Loading...
Buy now. RITM just sold off hard (-8.77% to $10.875) into a key support zone (S2 ~$10.836) while fundamentals (Q3 growth) and dividend visibility remain supportive. The tape is weak short-term (bearish MACD, heavy down day, put-leaning options volume), but the stock is oversold and sitting at a technically attractive level for an impatient, near-term rebound attempt—plus earnings on 2026-02-03 is a clear catalyst that can quickly re-rate the shares if results/guide come in solid. Upside is reinforced by recent Street Buy/Outperform initiations with targets well above the current price.
Price/Trend: RITM is in a sharp short-term down-move (today -8.77%) and is trading below the pivot (11.603) and below S1 (11.129), pressing the deeper support area near S2 (10.836). Momentum: MACD histogram is negative (-0.0248) and expanding lower, confirming bearish momentum into this drop. RSI: RSI(6) ~24.8 indicates oversold conditions (bounce-prone) rather than strength. Moving averages: The structure reported is bullish (SMA5 > SMA20 > SMA200), suggesting the broader trend had been up, but today’s selloff is a notable trend break attempt; a reflex rally is more likely from here than chasing strength. Levels: Immediate support 10.84–10.88; reclaiming 11.13 is the first improvement signal, then 11.60 pivot. Resistance targets on a rebound: 12.08 (R1) and 12.37 (R2). Pattern-based forward drift: Similar pattern stats imply modest edge for a short bounce (next day +0.65% probability scenario) but weaker next-week expectancy (-0.74%), favoring a quick rebound trade rather than a slow grind.
Intellectia Proprietary Trading Signals Intellectia Proprietary Trading Signals

Upcoming earnings catalyst: Q4/FY2025 results on 2026-02-03 pre-market with conference call at 8:00am ET (event-driven re-pricing potential). Dividend visibility: Company disclosed 2025 common dividends ~ $1.00/share annualized (~$0.25 quarterly), supportive for income-focused demand. Analyst support: Recent bullish coverage actions (UBS Buy $16; other related coverage noted) imply perceived undervaluation after corporate actions/acquisitions and earnings potential in asset management.
Near-term technical damage: Large down day and bearish/expanding negative MACD suggests downside pressure can persist if support breaks.
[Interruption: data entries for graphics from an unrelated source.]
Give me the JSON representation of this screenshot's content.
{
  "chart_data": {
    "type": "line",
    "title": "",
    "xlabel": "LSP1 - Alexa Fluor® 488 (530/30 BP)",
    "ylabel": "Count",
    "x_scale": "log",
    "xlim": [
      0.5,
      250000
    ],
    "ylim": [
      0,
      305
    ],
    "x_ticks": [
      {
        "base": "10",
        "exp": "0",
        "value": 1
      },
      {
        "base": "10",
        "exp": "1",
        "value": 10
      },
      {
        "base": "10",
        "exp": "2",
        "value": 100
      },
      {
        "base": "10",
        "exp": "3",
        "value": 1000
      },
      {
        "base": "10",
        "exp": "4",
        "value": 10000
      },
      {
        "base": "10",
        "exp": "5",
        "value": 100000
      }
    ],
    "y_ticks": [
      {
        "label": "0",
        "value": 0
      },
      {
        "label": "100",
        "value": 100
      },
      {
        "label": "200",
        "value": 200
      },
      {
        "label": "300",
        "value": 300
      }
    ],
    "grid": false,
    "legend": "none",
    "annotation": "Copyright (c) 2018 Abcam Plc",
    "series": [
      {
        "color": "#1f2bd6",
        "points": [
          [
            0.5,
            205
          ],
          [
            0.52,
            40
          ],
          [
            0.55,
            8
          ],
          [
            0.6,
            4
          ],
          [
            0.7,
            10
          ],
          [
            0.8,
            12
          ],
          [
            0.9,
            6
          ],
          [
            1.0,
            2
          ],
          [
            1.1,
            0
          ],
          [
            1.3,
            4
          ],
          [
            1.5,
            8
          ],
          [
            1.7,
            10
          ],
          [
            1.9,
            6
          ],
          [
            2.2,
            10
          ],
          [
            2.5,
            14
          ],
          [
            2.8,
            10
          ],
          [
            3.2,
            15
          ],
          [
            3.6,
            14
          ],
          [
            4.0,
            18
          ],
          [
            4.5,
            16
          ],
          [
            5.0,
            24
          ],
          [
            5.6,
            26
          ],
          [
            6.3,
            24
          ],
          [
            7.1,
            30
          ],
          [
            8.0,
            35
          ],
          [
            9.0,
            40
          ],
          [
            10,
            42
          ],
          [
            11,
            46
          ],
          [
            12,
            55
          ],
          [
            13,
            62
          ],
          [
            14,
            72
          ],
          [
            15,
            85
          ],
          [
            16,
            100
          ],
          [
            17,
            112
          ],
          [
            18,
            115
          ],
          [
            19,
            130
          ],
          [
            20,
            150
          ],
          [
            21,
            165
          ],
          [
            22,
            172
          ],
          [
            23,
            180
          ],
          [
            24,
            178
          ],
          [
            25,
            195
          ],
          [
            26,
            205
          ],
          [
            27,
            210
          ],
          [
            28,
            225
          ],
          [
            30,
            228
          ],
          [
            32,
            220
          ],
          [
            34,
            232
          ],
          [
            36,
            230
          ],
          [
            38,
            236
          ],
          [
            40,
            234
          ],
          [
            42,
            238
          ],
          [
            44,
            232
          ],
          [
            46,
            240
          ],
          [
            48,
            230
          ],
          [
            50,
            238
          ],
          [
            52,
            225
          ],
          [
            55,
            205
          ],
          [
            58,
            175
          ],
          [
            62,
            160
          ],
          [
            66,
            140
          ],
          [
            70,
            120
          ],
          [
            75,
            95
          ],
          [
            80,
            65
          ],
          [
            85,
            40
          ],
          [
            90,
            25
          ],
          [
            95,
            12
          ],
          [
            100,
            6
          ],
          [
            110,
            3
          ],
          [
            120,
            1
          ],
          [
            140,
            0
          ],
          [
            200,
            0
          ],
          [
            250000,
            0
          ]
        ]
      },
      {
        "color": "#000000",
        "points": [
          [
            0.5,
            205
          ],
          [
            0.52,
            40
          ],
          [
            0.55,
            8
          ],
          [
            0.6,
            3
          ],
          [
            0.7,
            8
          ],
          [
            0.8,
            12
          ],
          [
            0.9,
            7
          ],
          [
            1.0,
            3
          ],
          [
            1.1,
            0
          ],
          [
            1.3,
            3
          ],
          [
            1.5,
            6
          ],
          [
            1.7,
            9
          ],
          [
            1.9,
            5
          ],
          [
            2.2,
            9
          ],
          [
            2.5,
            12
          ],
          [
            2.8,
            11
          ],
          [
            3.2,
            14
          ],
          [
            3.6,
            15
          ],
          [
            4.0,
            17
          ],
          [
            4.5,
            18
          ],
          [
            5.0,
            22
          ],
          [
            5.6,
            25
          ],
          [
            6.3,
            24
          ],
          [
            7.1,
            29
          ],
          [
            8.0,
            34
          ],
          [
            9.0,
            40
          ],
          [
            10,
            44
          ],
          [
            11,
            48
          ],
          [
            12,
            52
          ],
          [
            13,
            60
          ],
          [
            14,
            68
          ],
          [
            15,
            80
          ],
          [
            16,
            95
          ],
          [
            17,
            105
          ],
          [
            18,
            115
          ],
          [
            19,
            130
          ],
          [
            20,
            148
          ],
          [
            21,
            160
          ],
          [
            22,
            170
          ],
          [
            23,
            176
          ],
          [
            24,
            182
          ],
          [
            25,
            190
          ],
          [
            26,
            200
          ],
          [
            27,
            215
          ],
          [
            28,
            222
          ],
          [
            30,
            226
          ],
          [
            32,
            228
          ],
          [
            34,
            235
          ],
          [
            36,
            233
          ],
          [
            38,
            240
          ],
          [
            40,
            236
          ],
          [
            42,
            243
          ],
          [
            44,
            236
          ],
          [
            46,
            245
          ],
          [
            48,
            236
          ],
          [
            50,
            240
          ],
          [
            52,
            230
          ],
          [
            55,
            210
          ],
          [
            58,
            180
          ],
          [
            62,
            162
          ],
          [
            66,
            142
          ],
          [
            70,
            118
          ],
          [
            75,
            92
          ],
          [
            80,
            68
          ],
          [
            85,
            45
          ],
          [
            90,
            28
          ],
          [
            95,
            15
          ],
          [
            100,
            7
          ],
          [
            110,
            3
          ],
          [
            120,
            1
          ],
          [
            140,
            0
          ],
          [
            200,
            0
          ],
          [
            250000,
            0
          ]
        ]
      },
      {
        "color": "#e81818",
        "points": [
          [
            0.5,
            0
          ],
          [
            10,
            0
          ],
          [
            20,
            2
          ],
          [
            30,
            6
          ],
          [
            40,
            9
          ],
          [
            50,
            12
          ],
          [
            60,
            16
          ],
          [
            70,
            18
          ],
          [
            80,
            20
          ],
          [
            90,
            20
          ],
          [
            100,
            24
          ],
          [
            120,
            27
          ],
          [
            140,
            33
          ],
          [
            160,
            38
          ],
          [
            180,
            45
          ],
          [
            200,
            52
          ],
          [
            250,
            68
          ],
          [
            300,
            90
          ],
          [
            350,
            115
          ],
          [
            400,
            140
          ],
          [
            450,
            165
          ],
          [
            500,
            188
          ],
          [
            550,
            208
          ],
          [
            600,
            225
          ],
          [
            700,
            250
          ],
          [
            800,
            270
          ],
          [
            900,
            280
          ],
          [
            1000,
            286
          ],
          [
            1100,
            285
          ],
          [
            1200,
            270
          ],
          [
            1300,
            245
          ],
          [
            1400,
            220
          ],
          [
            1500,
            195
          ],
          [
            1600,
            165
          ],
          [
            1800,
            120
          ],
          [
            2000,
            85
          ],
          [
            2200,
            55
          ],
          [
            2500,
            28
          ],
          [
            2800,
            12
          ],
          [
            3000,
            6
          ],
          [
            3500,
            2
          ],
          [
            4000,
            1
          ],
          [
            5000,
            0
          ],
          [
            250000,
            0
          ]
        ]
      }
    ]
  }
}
Options tone today: Put volume exceeds call volume (put-call vol 1.12), reflecting defensive positioning. Flows: Hedge funds are selling, with selling amount up 284.34% over the last quarter (institutional headwind). Event risk directionality: Earnings on 2026-02-03 can move the stock sharply; the market is currently risk-off (S&P 500 -0.51%) which can amplify reactions.
Latest reported quarter (2025/Q3): Strong acceleration—Revenue $1.148B (+15.87% YoY), Net Income $193.7M (+99.60% YoY), EPS $0.35 (+75.00% YoY), Gross Margin 64.94% (+33.81% YoY). This is a clear positive growth trend into the upcoming Q4 print and supports the bull case that the selloff is more technical/positioning-driven than fundamentals-driven.
Recent trend: Net positive. UBS (2026-01-08) resumed at Buy with a $16 target after the Paramount Group acquisition, citing improved asset gathering and earnings potential in asset management. Additional recent initiations tied to the broader Rithm ecosystem have been constructive (Buy/Outperform), indicating improving Street engagement post-deal activity. Wall Street pros: (1) Targets imply meaningful upside from ~$10.88; (2) Strategy shift/acquisitions seen as earnings-accretive; (3) Dividend profile supports total return. Cons: (1) Mortgage/credit-sensitive model can face sentiment-driven drawdowns; (2) Current tape shows heavy selling and hedge funds reducing exposure.